Nel solco della tradizione italiana che intreccia corpo, mito e provocazione, l’opera Pala nell’ano dell’artista Nicola Mette si inserisce in un dialogo complesso e diretto con uno degli atti più iconici di Luigi Ontani: Tulipano nell’ano. Se per Ontani il tulipano diventa emblema barocco di erotismo floreale, di classicismo rovesciato e di poetica narcisistica, Mette muta il simbolo in un gesto politico, dolorosamente contemporaneo.

Là dove il fiore incarnava il sublime dell’effimero, la pala eolica piantata nel corpo diventa emblema del deturpamento permanente: da ornamento erotico a strumento industriale, il passaggio è netto, violento, necessario.

Se Ontani inscena una liturgia dell’identità fluida, facendo del suo corpo un atlante mitico in cui Oriente, classicità e kitsch convivono, Nicola Mette prende posizione su un campo radicalmente differente: il corpo non è più un simulacro, ma un territorio ferito, un paesaggio incarnato che denuncia l’occupazione ambientale e simbolica della Sardegna.

La pala eolica, inserita come posticcio all’interno dell’ano, non è un vezzo estetico ma un atto di protesta, una scultura performativa che parla di energia “verde” solo in apparenza, in realtà imposta in contesti devastati da altre forme di inquinamento — miniere dismesse, coste contaminate, paesaggi sacri profanati.

In questa Performance/azione realizzata nelle scogliere sarde del Faro di Capo  San Marco nella penisola del Sinis  (OR) , il corpo nudo dell’artista si piega in una posa vulnerabile e ostinata: è il corpo che si fa paesaggio colonizzato, che assume su di sé la violenza invisibile delle politiche energetiche.

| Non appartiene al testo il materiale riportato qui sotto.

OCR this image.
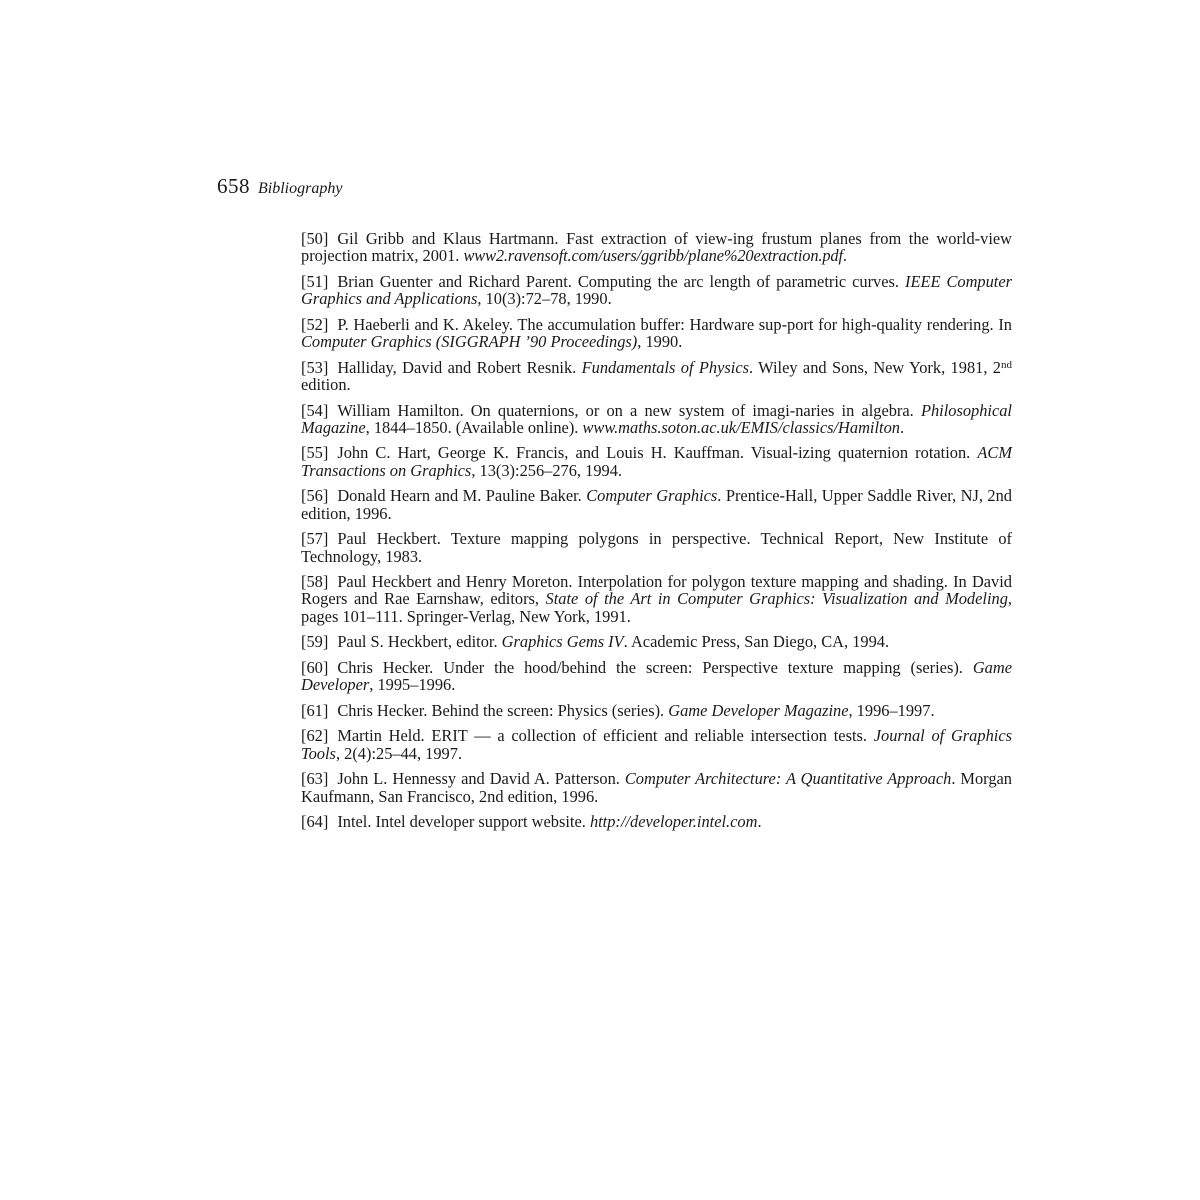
658 Bibliography

[50] Gil Gribb and Klaus Hartmann. Fast extraction of view-ing frustum planes from the world-view projection matrix, 2001. www2.ravensoft.com/users/ggribb/plane%20extraction.pdf.

[51] Brian Guenter and Richard Parent. Computing the arc length of parametric curves. IEEE Computer Graphics and Applications, 10(3):72–78, 1990.

[52] P. Haeberli and K. Akeley. The accumulation buffer: Hardware sup-port for high-quality rendering. In Computer Graphics (SIGGRAPH ’90 Proceedings), 1990.

[53] Halliday, David and Robert Resnik. Fundamentals of Physics. Wiley and Sons, New York, 1981, 2nd edition.

[54] William Hamilton. On quaternions, or on a new system of imagi-naries in algebra. Philosophical Magazine, 1844–1850. (Available online). www.maths.soton.ac.uk/EMIS/classics/Hamilton.

[55] John C. Hart, George K. Francis, and Louis H. Kauffman. Visual-izing quaternion rotation. ACM Transactions on Graphics, 13(3):256–276, 1994.

[56] Donald Hearn and M. Pauline Baker. Computer Graphics. Prentice-Hall, Upper Saddle River, NJ, 2nd edition, 1996.

[57] Paul Heckbert. Texture mapping polygons in perspective. Technical Report, New Institute of Technology, 1983.

[58] Paul Heckbert and Henry Moreton. Interpolation for polygon texture mapping and shading. In David Rogers and Rae Earnshaw, editors, State of the Art in Computer Graphics: Visualization and Modeling, pages 101–111. Springer-Verlag, New York, 1991.

[59] Paul S. Heckbert, editor. Graphics Gems IV. Academic Press, San Diego, CA, 1994.

[60] Chris Hecker. Under the hood/behind the screen: Perspective texture mapping (series). Game Developer, 1995–1996.

[61] Chris Hecker. Behind the screen: Physics (series). Game Developer Magazine, 1996–1997.

[62] Martin Held. ERIT — a collection of efficient and reliable intersection tests. Journal of Graphics Tools, 2(4):25–44, 1997.

[63] John L. Hennessy and David A. Patterson. Computer Architecture: A Quantitative Approach. Morgan Kaufmann, San Francisco, 2nd edition, 1996.

[64] Intel. Intel developer support website. http://developer.intel.com.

Lo sfondo marino, di una bellezza accecante, è testimone silente di un doppio tradimento: quello ecologico e quello culturale.

Se Tulipano nell’ano resta una metafora autoreferenziale, un’ode barocca alla libertà del corpo e all’iconoclastia, Pala nell’ano è il suo doppio disilluso: non più fioritura, ma intrusione; non più gioco, ma denuncia.

Nel gesto condividono la medesima radice iconoclasta — usare l’ano, spazio per eccellenza del rimosso culturale, come luogo di rivelazione. Ma mentre Ontani sovverte il decoro con eleganza onirica, Mette lo demolisce frontalmente, richiamando lo spettatore a una presa di coscienza collettiva. Il suo corpo è un corpo sociale, un corpo di lotta.

Questa performance si colloca dunque come atto scultoreo vivente, che trasforma la carne in territorio di conflitto e la natura in discorso critico. Mette, come Ontani, parla con il corpo — ma la sua lingua è fatta di ferite, vento e silenzio.

La pala nel mio ano non è una provocazione sessuale, ma una mappa del dolore: il mio corpo diventa Sardegna, e la Sardegna violata parla attraverso di me.